TEXTOS

  • Sobre  “Entre Salvador e o Recôncavo”  de Silvana Rezende.

    Leia o texto abaixo:

    Os caminhos que se cruzam por Tininha Llanos

    O ato da deambulação é para o artista contemporâneo uma das formas poéticas de pesquisar materiais para a sua produção. Deambular é um ato de psicogeografia muito praticado entre os povos nômades da antiguidade, e que significava experimentar emocionalmente os caminhos de um ponto à outro sem qualquer fim objetivo. Porém esta ação se transformou em uma lacuna histórica, pois deixou de ser praticada pelas sociedades que se fixaram e criaram os limites geográficos e territoriais.  Somente após a revolução industrial, e as guerras mundiais passamos a experimentar novamente a geografia terrestre de forma despretensiosa com os movimentos contra culturais.
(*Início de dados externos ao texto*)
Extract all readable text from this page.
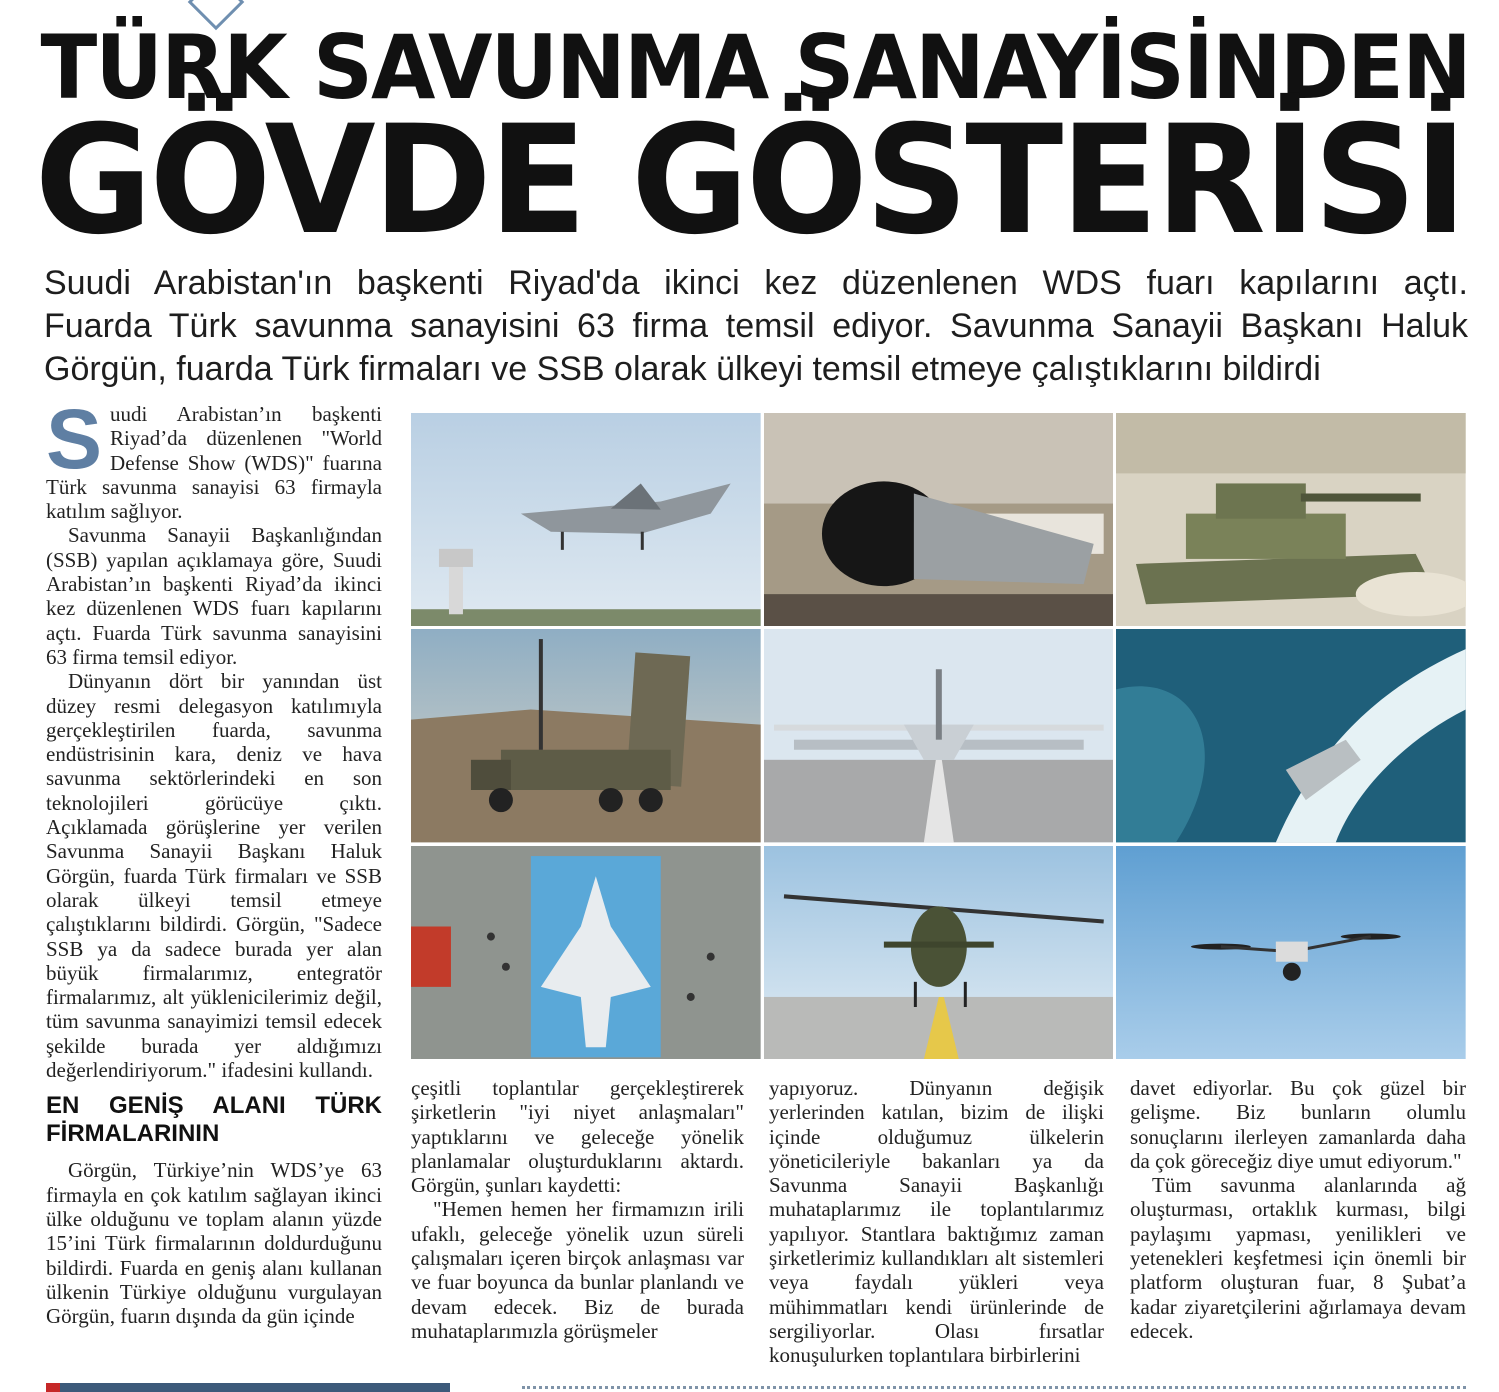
TÜRK SAVUNMA SANAYİSİNDEN
GÖVDE GÖSTERİSİ
Suudi Arabistan'ın başkenti Riyad'da ikinci kez düzenlenen WDS fuarı kapılarını açtı.
Fuarda Türk savunma sanayisini 63 firma temsil ediyor. Savunma Sanayii Başkanı Haluk
Görgün, fuarda Türk firmaları ve SSB olarak ülkeyi temsil etmeye çalıştıklarını bildirdi

Suudi Arabistan’ın başkenti Riyad’da düzenlenen "World Defense Show (WDS)" fuarına Türk savunma sanayisi 63 firmayla katılım sağlıyor.

Savunma Sanayii Başkanlığından (SSB) yapılan açıklamaya göre, Suudi Arabistan’ın başkenti Riyad’da ikinci kez düzenlenen WDS fuarı kapılarını açtı. Fuarda Türk savunma sanayisini 63 firma temsil ediyor.

Dünyanın dört bir yanından üst düzey resmi delegasyon katılımıyla gerçekleştirilen fuarda, savunma endüstrisinin kara, deniz ve hava savunma sektörlerindeki en son teknolojileri görücüye çıktı. Açıklamada görüşlerine yer verilen Savunma Sanayii Başkanı Haluk Görgün, fuarda Türk firmaları ve SSB olarak ülkeyi temsil etmeye çalıştıklarını bildirdi. Görgün, "Sadece SSB ya da sadece burada yer alan büyük firmalarımız, entegratör firmalarımız, alt yüklenicilerimiz değil, tüm savunma sanayimizi temsil edecek şekilde burada yer aldığımızı değerlendiriyorum." ifadesini kullandı.

EN GENİŞ ALANI TÜRK FİRMALARININ

Görgün, Türkiye’nin WDS’ye 63 firmayla en çok katılım sağlayan ikinci ülke olduğunu ve toplam alanın yüzde 15’ini Türk firmalarının doldurduğunu bildirdi. Fuarda en geniş alanı kullanan ülkenin Türkiye olduğunu vurgulayan Görgün, fuarın dışında da gün içinde

çeşitli toplantılar gerçekleştirerek şirketlerin "iyi niyet anlaşmaları" yaptıklarını ve geleceğe yönelik planlamalar oluşturduklarını aktardı. Görgün, şunları kaydetti:

"Hemen hemen her firmamızın irili ufaklı, geleceğe yönelik uzun süreli çalışmaları içeren birçok anlaşması var ve fuar boyunca da bunlar planlandı ve devam edecek. Biz de burada muhataplarımızla görüşmeler

yapıyoruz. Dünyanın değişik yerlerinden katılan, bizim de ilişki içinde olduğumuz ülkelerin yöneticileriyle bakanları ya da Savunma Sanayii Başkanlığı muhataplarımız ile toplantılarımız yapılıyor. Stantlara baktığımız zaman şirketlerimiz kullandıkları alt sistemleri veya faydalı yükleri veya mühimmatları kendi ürünlerinde de sergiliyorlar. Olası fırsatlar konuşulurken toplantılara birbirlerini

davet ediyorlar. Bu çok güzel bir gelişme. Biz bunların olumlu sonuçlarını ilerleyen zamanlarda daha da çok göreceğiz diye umut ediyorum."

Tüm savunma alanlarında ağ oluşturması, ortaklık kurması, bilgi paylaşımı yapması, yenilikleri ve yetenekleri keşfetmesi için önemli bir platform oluşturan fuar, 8 Şubat’a kadar ziyaretçilerini ağırlamaya devam edecek.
     A reprodução panorâmica estática como matéria para a arte representativa sofreu fortes transformações com a invenção da fotografia. Esta em movimento fez surgir um simulacro fértil da figuração humana, a possibilidade de exibir o mundo com toda a sua velocidade, fez da imagem em movimento  uma arte tão dinâmica  quanto era possível acompanhar.

    A imagem em movimento passou a ser comparada àquela estática, representada em materiais plásticos.  Nossa memória  repleta de movimento, comunicava plasticamente por  imagens estáticas.  A plástica do movimento  se tornou a perfumaria da contemporaneidade. Com a representação da memória em uma linguagem audiovisual da lembrança que temos de um lugar que um dia fomos, ou que iremos em algum momento.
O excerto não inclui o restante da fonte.